Slowly he replaced it in its envelope and thrust it into the breast-pocket of his coat.
"What are you going to do with it?" she inquired.
"I have made my plans," he answered. "I know exactly how to make the best and most dignified use of it."
He rose to his feet. Something in his wife's expression seemed to disturb him. He walked a few steps toward the door and came back again.
"Mabel," he said, "are you glad?"
"Naturally I am glad," she replied.
"You have no regrets?"
Again she laughed.
"Regrets?" she echoed. "What are they? One doesn't think about such things, nowadays."

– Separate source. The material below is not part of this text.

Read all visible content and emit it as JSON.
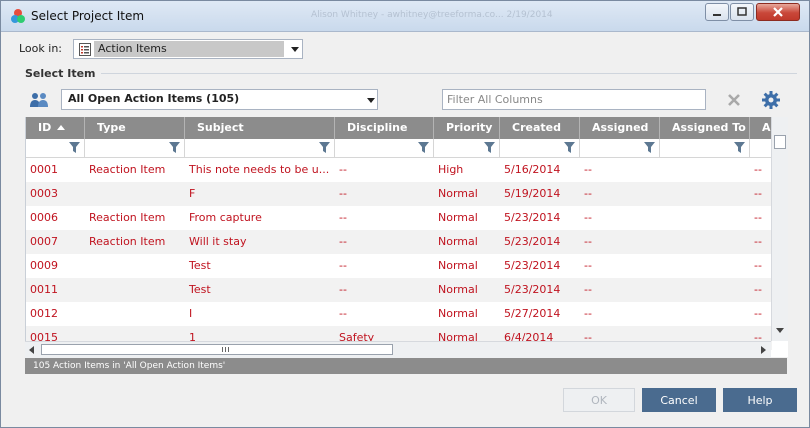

They stood quite still in the centre of that very handsome apartment. They were almost alien figures in the world in which they moved, Carraby, the rankest of newcomers, carried into political life by his wife's ambitions, his own self-amassed fortune, and a sort of subtle cunning—a very common substitute for brains; Mrs. Carraby, on whom had been plastered an expensive and ultra-fashionable education, although she was able perhaps more effectually to conceal her origin, the daughter of a rich Yorkshire manufacturer, who had secured a paid entrance into Society. They were purely artificial figures for the very reason that they never admitted any one of these facts to themselves, but talked always the jargon of the world to which they aspired, as though they were indeed denizens therein by right. At that moment, though, a single natural feeling shook the man, shook his faith in himself, in life, in his destiny. There was Jewish blood in his veins and it made itself felt.